Sahaya çıkan on birlerde iki takım adına da sürprizler vardı. Valérien Ismaël, merkez orta sahada Gedson Fernandes’in yerine Dele Alli’yi tercih etti. Bu tercihinin iki nedeni olabilir gibiydi: Birincisi; Wout Weghorst’un yanına Jackson Muleka’nın dışında merkezden bir oyuncu daha sokabilmek. İkincisi; yüksek tempolu oyun başlangıçlarının ardından ikinci yarıda yaşanan fiziksel düşüşü Fenerbahçe’ye karşı tolere edebilmek için Gedson’un enerjisinden ve atletizminden daha sonra faydalanabilmek. 

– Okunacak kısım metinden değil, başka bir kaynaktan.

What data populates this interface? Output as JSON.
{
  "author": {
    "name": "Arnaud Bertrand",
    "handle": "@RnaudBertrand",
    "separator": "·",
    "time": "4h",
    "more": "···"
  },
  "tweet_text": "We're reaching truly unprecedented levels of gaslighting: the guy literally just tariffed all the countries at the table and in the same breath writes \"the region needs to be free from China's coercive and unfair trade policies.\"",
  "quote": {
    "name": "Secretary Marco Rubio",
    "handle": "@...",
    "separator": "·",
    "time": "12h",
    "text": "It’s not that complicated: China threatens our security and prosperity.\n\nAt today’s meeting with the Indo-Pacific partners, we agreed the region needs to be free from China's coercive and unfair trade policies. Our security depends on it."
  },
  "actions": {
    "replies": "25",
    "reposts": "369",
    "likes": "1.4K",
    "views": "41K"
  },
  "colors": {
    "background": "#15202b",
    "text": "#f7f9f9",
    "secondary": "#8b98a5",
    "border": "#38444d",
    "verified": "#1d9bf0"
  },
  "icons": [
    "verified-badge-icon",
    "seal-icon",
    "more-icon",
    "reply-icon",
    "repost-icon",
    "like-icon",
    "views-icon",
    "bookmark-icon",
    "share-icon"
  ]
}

Fakat Ismaël’in bu tercihi, bu defa Beşiktaş’ı güçlü oyun başlangıcından kopardı. Dele Alli’nin fiziksel olarak çok geride olması, oyunda kaldığı süre boyunca Beşiktaş’ı merkezde eksik bıraktı. Georges-Kevin Nkoudou’nun yokluğunda ilk 11’e yerleşen Nathan Redmond’ın da tıpkı vatandaşı gibi başlangıç kadrosu için hazır olmadığı görüldü. Nkoudou’nun atletizmi, Fenerbahçe’nin çok fazla öne çıkan savunmasına karşı bir hayli işe yarayabilirdi. 

Neredeyse her maça farklı oyuncularla ve dizilişle başlayan Jorge Jesus’un derbide hazırladığı sürpriz ise uzun süreli bir sakatlıktan çıkan Serdar Aziz’i ilk 11’e koyması ve üçlü savunmaya dönmesiydi. Bunun da iki sebebi olabilirdi: Birincisi; geride bir oyuncu fazla olarak Beşiktaş’ın yoğun presini daha kolay boşa çıkarabilmek. İkincisi; Beşiktaş’ın etkili duran toplarına ve ortalarına karşı hava toplarında daha güçlü olabilmek. 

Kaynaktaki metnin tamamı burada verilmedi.